There will be an increase in the minimum contribution staff and employers pay into workplace pensions and will come into effect from April 2019.
It is the responsibility of employers who have staff that are taking part in a pension scheme to ensure that the minimum payments are being made, in accordance with the Pensions Act 2008, and that employees are informed of the changes in advance.
What Are the Contribution Increases?
From April 2019:
- The employer contribution will rise from 2% to 3%.
- The employees contribution will rise from 3% to 5%.
- The overall increase will be from 5% to 8%.
- Pension earnings will still be made on your salary between £6,032 and £46,350.
This is the minimum amount that needs to be paid into the scheme for those taking part. If your company is contributing above this amount already, you don’t need to change things and can continue processing payments in the normal way. Employers can, of course, decide to cover the total minimum contribution of 8% without their staff having anything deducted from their wages.
Changes may depend on the type of scheme that you have signed up for but most of these will have a minimum contribution of 8% or above.

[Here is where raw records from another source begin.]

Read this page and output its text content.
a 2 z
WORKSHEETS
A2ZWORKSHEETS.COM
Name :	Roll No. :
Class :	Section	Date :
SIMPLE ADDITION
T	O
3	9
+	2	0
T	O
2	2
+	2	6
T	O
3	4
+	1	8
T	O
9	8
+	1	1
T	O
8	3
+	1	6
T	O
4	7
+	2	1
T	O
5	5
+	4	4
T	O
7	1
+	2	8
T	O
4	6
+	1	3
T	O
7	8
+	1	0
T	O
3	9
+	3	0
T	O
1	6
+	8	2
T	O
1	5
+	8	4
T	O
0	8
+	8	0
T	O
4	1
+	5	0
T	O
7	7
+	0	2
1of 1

When calculating what your minimum contribution is, you not only have to take in account basic salary but other factors such as commission, overtime and bonuses as well as sick pay and maternity pay. Some pensions schemes could well base their calculations on different elements of pay and it is worth checking with your provider what these are and ensure that you are meeting the new increases and statutory requirements.

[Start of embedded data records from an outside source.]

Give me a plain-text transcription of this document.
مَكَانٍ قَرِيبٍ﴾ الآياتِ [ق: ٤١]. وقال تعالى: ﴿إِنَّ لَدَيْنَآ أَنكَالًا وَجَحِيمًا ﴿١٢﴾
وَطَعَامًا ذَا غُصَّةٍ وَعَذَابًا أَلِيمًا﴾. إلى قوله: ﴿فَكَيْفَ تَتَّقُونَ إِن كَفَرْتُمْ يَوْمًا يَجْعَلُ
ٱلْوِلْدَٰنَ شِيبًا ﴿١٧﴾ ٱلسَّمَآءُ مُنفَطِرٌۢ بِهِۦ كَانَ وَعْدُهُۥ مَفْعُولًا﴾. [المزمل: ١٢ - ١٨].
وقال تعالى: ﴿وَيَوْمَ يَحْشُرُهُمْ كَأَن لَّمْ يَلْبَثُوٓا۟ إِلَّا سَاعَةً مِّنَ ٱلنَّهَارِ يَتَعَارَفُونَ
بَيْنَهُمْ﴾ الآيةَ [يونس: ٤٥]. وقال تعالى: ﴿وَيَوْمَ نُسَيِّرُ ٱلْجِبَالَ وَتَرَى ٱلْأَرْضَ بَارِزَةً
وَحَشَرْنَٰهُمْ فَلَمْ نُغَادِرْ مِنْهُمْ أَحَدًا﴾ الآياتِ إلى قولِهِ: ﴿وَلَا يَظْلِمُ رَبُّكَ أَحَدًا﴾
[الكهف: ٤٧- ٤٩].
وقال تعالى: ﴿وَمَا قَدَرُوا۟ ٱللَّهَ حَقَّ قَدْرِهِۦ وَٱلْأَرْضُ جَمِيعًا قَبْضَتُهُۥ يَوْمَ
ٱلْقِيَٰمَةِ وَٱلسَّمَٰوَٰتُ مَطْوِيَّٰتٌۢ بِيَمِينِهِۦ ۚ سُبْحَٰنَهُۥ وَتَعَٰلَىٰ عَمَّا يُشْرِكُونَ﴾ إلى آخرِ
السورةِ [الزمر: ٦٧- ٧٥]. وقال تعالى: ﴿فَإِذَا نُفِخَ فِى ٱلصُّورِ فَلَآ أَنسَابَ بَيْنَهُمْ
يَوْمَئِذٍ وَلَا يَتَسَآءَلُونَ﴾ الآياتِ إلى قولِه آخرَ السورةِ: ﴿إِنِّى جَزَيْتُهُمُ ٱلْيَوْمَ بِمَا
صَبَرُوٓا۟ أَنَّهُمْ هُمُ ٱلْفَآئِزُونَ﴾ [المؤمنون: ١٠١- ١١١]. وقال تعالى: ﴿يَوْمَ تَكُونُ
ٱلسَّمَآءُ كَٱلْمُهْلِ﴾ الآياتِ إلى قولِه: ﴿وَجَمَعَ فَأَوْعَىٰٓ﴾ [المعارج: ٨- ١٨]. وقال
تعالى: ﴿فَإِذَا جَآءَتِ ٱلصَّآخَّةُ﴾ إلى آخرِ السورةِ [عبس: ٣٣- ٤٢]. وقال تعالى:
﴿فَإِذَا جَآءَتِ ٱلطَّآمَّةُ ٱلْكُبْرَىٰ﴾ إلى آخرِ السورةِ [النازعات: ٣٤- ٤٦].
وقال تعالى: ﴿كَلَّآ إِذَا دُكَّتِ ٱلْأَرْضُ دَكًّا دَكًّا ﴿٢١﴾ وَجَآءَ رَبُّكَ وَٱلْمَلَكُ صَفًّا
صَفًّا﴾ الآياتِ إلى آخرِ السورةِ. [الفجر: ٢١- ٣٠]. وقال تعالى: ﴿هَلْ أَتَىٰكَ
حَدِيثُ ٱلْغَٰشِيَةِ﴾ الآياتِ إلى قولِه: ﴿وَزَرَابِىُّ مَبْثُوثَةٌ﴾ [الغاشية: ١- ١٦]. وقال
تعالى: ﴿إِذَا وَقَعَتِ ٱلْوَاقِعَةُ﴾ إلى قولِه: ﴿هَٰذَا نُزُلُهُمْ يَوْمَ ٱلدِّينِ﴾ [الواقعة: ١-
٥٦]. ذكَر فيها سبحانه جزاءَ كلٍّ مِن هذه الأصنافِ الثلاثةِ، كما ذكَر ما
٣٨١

Setting Up The Increased Payments
You should first check with your provider what increases apply to your scheme and who in your business is going to be affected. You could have staff who joined a scheme which you need to pay into, in which case you also have to match these increases. There may be schemes that you don’t have to pay into, however.
Whether you use a payroll provider, pay your staff yourself or use software to administer your payroll, this needs to be ready to implement the changes on April 2019. The earlier you plan, therefore, the better.
It’s also important to make sure that all affected staff are informed of the changes well before the April 2019 increase. There is a standardised letter available on the government pension scheme page.
Schemes Where the Increase Does Not Apply
If your company is using a defined benefit scheme then you do not have to apply the increase. These are schemes used by large companies or the public sector. Some businesses might use a combination of a defined benefit scheme and minimum contributions, in which case the increases will need to be applied to the latter.
You do not have to make any increases if, of course, you don’t have anyone on a pension scheme for automatic enrolment or currently pay above the new contribution rate.
What Happens if You Fail to Implement the Increases?
Employers have a legal duty to ensure that this increase is implemented by April 2019 and failure to do so can lead to a substantial fine.
As a result of the Autumn budget 2018, there are also a number of employment tax changes to keep on top of, and the switch to Digital VAT returns, HMRC’s “Making Tax Digital” scheme, is due to begin in April this year as well.